In order to manage the transmission resources efficiently, the ENB can assign the different resources for retransmission of the current MAC PDU. This technique is called adaptive retransmission. By transmitting the uplink transmission resource allocation message having the same NDI, the ENB can request the UE for adaptive retransmissions. For instance, if the ENB wants to receive the MAC PDU B through a new RB after transmitting the uplink transmission resource assignment message 430, then the ENB transmits an uplink transmission resource assignment message 433 of which NDI (=1) is identical to that of the previous uplink transmission resource assignment message 430 along with the new resource assignment information. If an uplink transmission resource allocation message of which NDI is identical to that of the previous uplink transmission resource allocation message is received, then the UE determines that the adaptive retransmission is requested so as to transmit the MAC PDU B using the newly assigned transmission resource 445 and 450.
To determine whether the uplink transmission resource assignment message is of an initial transmission or retransmission is possible under the assumption that the UE receives all the uplink transmission resource allocation messages are received successfully.

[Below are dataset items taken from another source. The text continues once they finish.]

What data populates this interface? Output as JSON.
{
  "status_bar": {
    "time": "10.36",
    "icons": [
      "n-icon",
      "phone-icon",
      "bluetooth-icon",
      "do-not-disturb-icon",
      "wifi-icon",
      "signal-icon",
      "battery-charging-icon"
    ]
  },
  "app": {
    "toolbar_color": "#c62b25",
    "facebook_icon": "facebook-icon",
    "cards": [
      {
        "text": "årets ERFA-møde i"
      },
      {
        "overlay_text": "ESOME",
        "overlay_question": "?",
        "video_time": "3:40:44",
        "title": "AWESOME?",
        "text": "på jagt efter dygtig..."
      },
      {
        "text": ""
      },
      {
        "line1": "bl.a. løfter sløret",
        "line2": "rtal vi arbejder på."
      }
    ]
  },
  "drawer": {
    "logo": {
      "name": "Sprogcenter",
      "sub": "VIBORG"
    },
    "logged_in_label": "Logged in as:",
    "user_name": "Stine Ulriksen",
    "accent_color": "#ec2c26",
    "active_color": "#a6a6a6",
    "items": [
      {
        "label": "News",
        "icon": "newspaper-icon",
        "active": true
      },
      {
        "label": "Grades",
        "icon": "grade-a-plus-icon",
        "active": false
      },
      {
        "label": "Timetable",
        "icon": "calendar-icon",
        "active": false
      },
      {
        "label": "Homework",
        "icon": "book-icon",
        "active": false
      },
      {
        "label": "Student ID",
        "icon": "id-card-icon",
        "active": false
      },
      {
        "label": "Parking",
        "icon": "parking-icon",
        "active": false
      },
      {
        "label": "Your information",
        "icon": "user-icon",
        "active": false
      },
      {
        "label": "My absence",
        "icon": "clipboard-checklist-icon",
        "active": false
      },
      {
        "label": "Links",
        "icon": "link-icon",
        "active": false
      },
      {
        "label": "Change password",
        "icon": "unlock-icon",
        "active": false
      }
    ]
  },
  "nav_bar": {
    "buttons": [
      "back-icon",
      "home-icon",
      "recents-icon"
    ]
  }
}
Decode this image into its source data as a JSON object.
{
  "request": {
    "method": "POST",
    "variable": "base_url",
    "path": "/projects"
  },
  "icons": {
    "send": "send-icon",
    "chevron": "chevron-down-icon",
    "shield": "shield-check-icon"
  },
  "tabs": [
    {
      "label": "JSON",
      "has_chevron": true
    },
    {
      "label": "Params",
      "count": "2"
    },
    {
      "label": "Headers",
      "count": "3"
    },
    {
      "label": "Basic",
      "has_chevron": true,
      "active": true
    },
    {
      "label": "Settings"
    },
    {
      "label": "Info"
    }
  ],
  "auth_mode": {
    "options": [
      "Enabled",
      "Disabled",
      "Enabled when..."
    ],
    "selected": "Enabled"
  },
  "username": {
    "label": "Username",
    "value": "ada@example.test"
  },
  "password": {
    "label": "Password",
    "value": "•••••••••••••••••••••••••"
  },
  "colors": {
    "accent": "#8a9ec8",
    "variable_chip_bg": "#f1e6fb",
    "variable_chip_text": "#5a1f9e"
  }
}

FIG. 5 is a diagram illustrating a HARQ operation failure in the conventional mobile communication system using NDI of the uplink transmission resource assignment message.
Referring to FIG. 5, a UE receives an uplink transmission resource assignment message 505 at a point in time and transmits a MAC PDU using the uplink source 515 and MCS level indicated by the uplink transmission resource assignment message 505 and repeats retransmissions 520 of the MAC PDU at an interval of the HARQ RTT as shown in FIG. 4. After receiving the MAC PDU completely, the ENB transmits a new uplink transmission resource allocation message 525 of which NDI (=1) is different from that (=0) of the previous uplink transmission resource allocation message 505. In the case where the new uplink transmission resource allocation message 525 is lost, the UE may receive another uplink transmission resource allocation message 530 having the NDI (=0) identical to that of the previous uplink resource transmission resource allocation message 505 without being aware of the lost uplink transmission resource allocation message 525 of which NDI is set to 1. Since the NDI (=0) of the uplink transmission resource allocation message 530 is the first message after receiving the previous uplink transmission resource allocation message 505 in view of the UE and the NDIs of the two successively received messages are identical to each other, the UE misidentifies that the uplink transmission resource allocation message 530 is a retransmission request message.